The Experiment
By Brian Eggert |
The Experiment is the latest casualty from Hollywood’s increasingly gutless approach to marketing. Independently financed, the film required only a distributor, but because the major studios shy away from taking risks these days, it failed to find a home until Sony acquired it for home video. Studios are more interested in sure things: remakes, sequels, prequels, name-brand recognition, and formulaic genres proven to be profitable. It’s all the more curious that no one jumped at this film, being based on the 2001’s Das Experiment by German filmmaker Oliver Hirschbiegel, which in turn was based on the novel Black Box by Mario Giordano. But the high-concept plot likely proved too much for Hollywood’s ever-lazy advertising gurus.
Said plot involves volunteers that answer an ad seeking subjects for experimentation. Trials will last two weeks and pay $14,000 after the period is over, but subjects are warned by the primary scientist (Fisher Stevens) that the experiment simulates the conditions of a penitentiary, and the civil rights of many volunteers will be taken away. Most of the subjects, all men, are jobless and desperate, so they agree. They’re driven by bus to a facility in the middle of endless corn fields and separated into two groups, guards and prisoners. The guards are given a list of five crucial rules, which they cruelly choose not to share with the prisoners: 1. Prisoners must have 3 meals a day, plates totally clean; 2. Prisoners get 30 min. of recreation per day; 3. Prisoners can only be in prisoner-designated areas; 4. Prisoners must only speak only when spoken to; 5. Prisoners are not allowed to touch the guards.
Self-styled leader of the prisoners, the unemployed activist Travis (Adrien Brody), believes in pacifism; whereas the straight-laced leader of the guards, Barris (Forest Whitaker), believes in god-fearing order. And when Barris’ sense of regulation quickly becomes too dogmatic for Travis, who simply asks for a little human understanding in an experiment that everyone knows isn’t real, he rebels. Barris and his team of guards are not allowed to directly harm the prisoners; if they do, the Red Light flashes and marks the premature end of the experiment, thus no payday. So the guards resolve to humiliate Travis and the other misbehavers. First punishments come by way of pushups. Then sprays with fire extinguishers. Soon they’re shaving Travis’ head, urinating on him, and giving him a swirly in a fecal-ridden toilet. Meanwhile, there’s a hackneyed subplot involving a diabetic graphic novelist (Ethan Cohn), the chubby nerd of the group that Travis defends because morality demands it. There’s also a creepy, sexually frustrated guard (Cam Gigandet) who sets his sights on an effeminate inmate for the obligatory prison movie rape sequence.
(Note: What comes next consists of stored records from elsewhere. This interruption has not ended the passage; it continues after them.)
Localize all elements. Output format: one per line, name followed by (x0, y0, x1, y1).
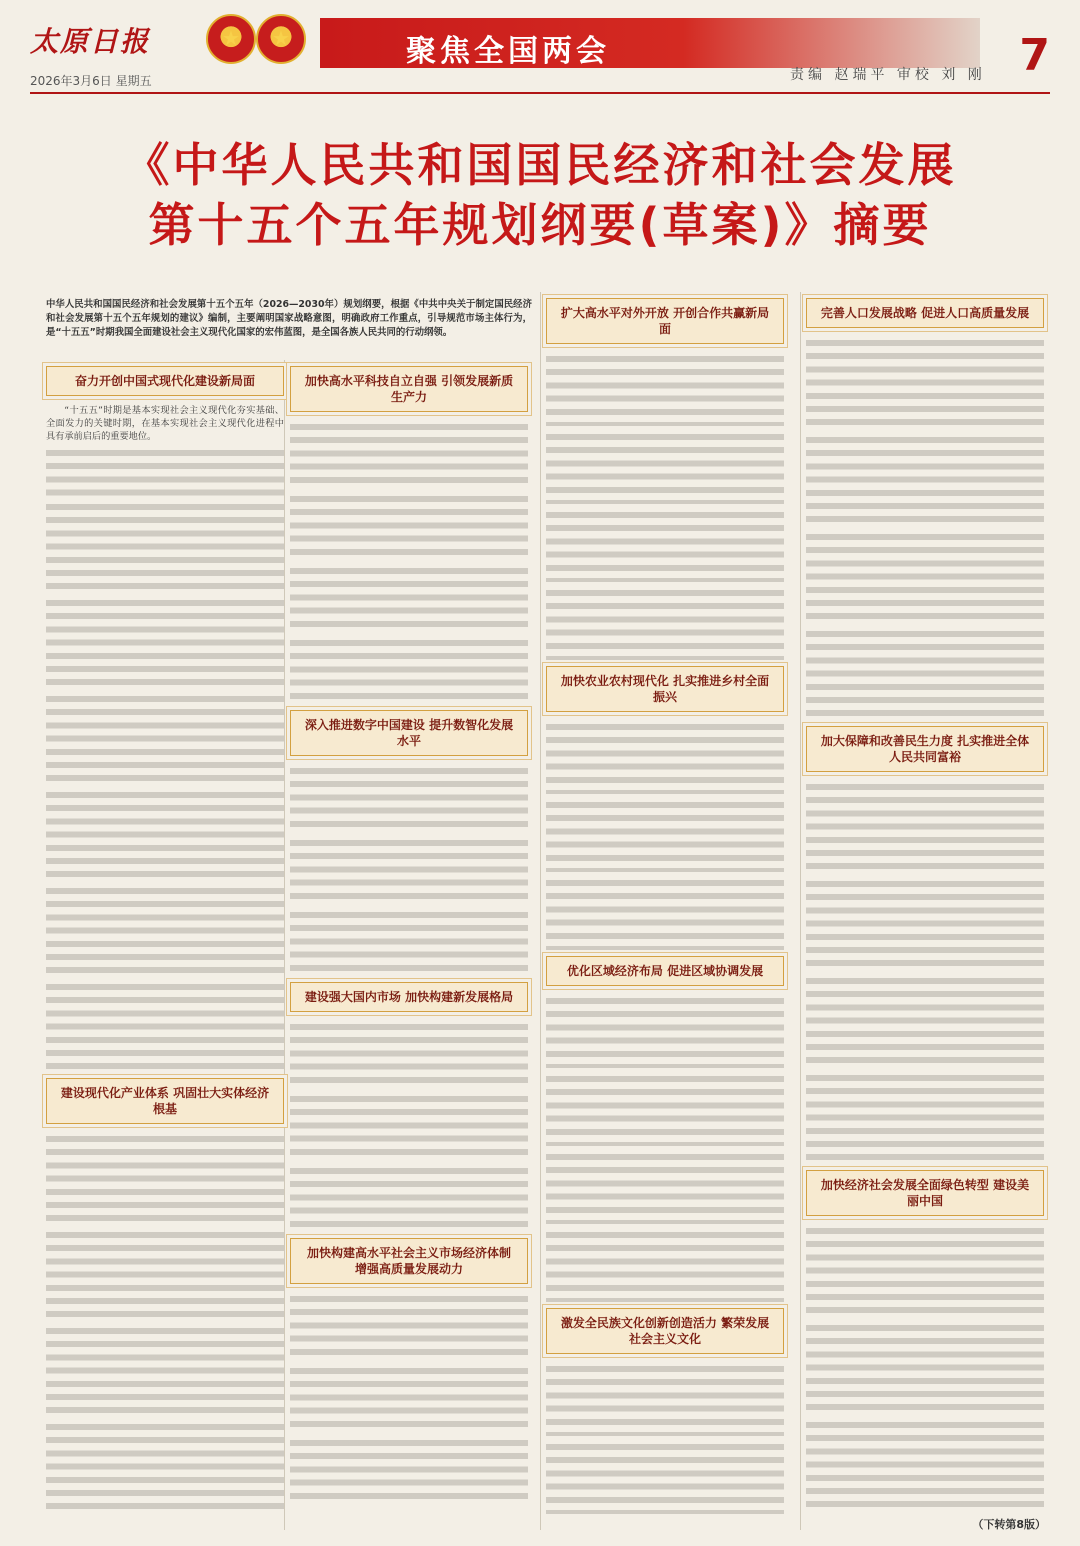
section-heading: 建设强大国内市场 加快构建新发展格局 (290, 982, 528, 1012)
body-paragraph (546, 876, 784, 950)
body-paragraph (546, 994, 784, 1068)
body-paragraph (806, 1321, 1044, 1414)
body-paragraph (290, 764, 528, 832)
section-heading: 加快农业农村现代化 扎实推进乡村全面振兴 (546, 666, 784, 712)
body-paragraph (806, 780, 1044, 873)
body-paragraph (46, 500, 284, 592)
body-paragraph (546, 1072, 784, 1146)
body-paragraph (546, 508, 784, 582)
section-heading: 优化区域经济布局 促进区域协调发展 (546, 956, 784, 986)
body-paragraph (806, 336, 1044, 429)
section-heading: 奋力开创中国式现代化建设新局面 (46, 366, 284, 396)
body-paragraph (46, 596, 284, 688)
body-paragraph (46, 884, 284, 976)
body-paragraph (546, 798, 784, 872)
page-number: 7 (1019, 30, 1050, 81)
body-paragraph (46, 1228, 284, 1320)
body-paragraph (290, 1164, 528, 1232)
article-column-3 (546, 292, 784, 1518)
issue-date: 2026年3月6日 星期五 (30, 74, 152, 88)
body-paragraph (290, 1020, 528, 1088)
body-paragraph (546, 352, 784, 426)
body-paragraph (806, 1418, 1044, 1511)
body-paragraph (806, 1071, 1044, 1164)
body-paragraph (290, 420, 528, 488)
section-heading: 加快高水平科技自立自强 引领发展新质生产力 (290, 366, 528, 412)
article-intro: 中华人民共和国国民经济和社会发展第十五个五年（2026—2030年）规划纲要，根据《中共中央关于制定国民经济和社会发展第十五个五年规划的建议》编制，主要阐明国家战略意图，明确政府工作重点，引导规范市场主体行为，是“十五五”时期我国全面建设社会主义现代化国家的宏伟蓝图，是全国各族人民共同的行动纲领。 (46, 299, 532, 338)
editor-credits: 责编 赵瑞平 审校 刘 刚 (790, 67, 986, 83)
headline-line-2: 第十五个五年规划纲要(草案)》摘要 (148, 198, 932, 252)
body-paragraph (46, 1132, 284, 1224)
column-divider (284, 360, 285, 1530)
body-paragraph (806, 433, 1044, 526)
section-heading: 加快经济社会发展全面绿色转型 建设美丽中国 (806, 1170, 1044, 1216)
section-banner (320, 18, 980, 68)
body-paragraph (546, 1228, 784, 1302)
body-paragraph (546, 586, 784, 660)
body-paragraph (290, 1436, 528, 1504)
body-paragraph (806, 974, 1044, 1067)
body-paragraph (290, 836, 528, 904)
national-emblem-icon: ★ (206, 14, 256, 64)
column-divider (540, 292, 541, 1530)
body-paragraph (290, 1092, 528, 1160)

Brody’s year of science-fiction protagonist roles continues here after Splice and Predators; and The Experiment is just as mildly entertaining if moderately underwhelming as those films, despite the presence of two Oscar-winners in the cast. Brody feels forced as a sympathetic but overwrought activist just trying to earn enough dough to meet his girlfriend (Maggie Grace) in India. Whitaker, however, proves over-the-top as the guard who goes slowly mad after his first dose of erection-inducing power. It takes a shockingly short time for Whitaker’s Barris to unhinge, leaving the audience to pause and wonder why those who conducted the experiment didn’t see his proclivity for mental illness during the interview process. Or perhaps they did. But when Whitaker begins looking obsessively at his master, uttering “The Red Light is the only way that we can know”, it’s eye-rolling instead of terrifying.
Director Paul Scheuring enters familiar territory, being the creator of Fox’s Prison Break television series. Scheuring doesn’t add much visual ingenuity to the project, relying mostly on his actors and the script’s ideas to pull him through. We’re meant to ask, “At what point does the Red Light come back on and reality sink in? Do the subjects even know the real experiment?” They were told it’s a prison experiment, but there seems to be something more going on when the light doesn’t flash after several borderline incidents, and at least one of the experiment’s participants crosses the line completely. By the finale, Scheuring has asked questions about human nature in a heavy-handed manner that’s nothing less than transparent to the audience.
Making its debut on home video, The Experiment is worth viewing for those unfamiliar with the far superior German film, which avoids the cringe-worthy ‘happy ending’ given here. How can a story about the brutalizing animal instincts and do-what-you’re-told mentality of the human race end happily? Scheuring finds a way. What makes the experience worth a rental are the performances. Brody and Whitaker give enjoyable, if exaggerated, characterizations and Clifton Collins Jr. makes an appearance as the knowing former actual inmate. And the mounting tension does manage to involve the viewer until the scattershot conclusion. Its flaws notwithstanding, this material has the production value of a theatrical release, and studios gave up an easy if small profit by passing on a distribution deal.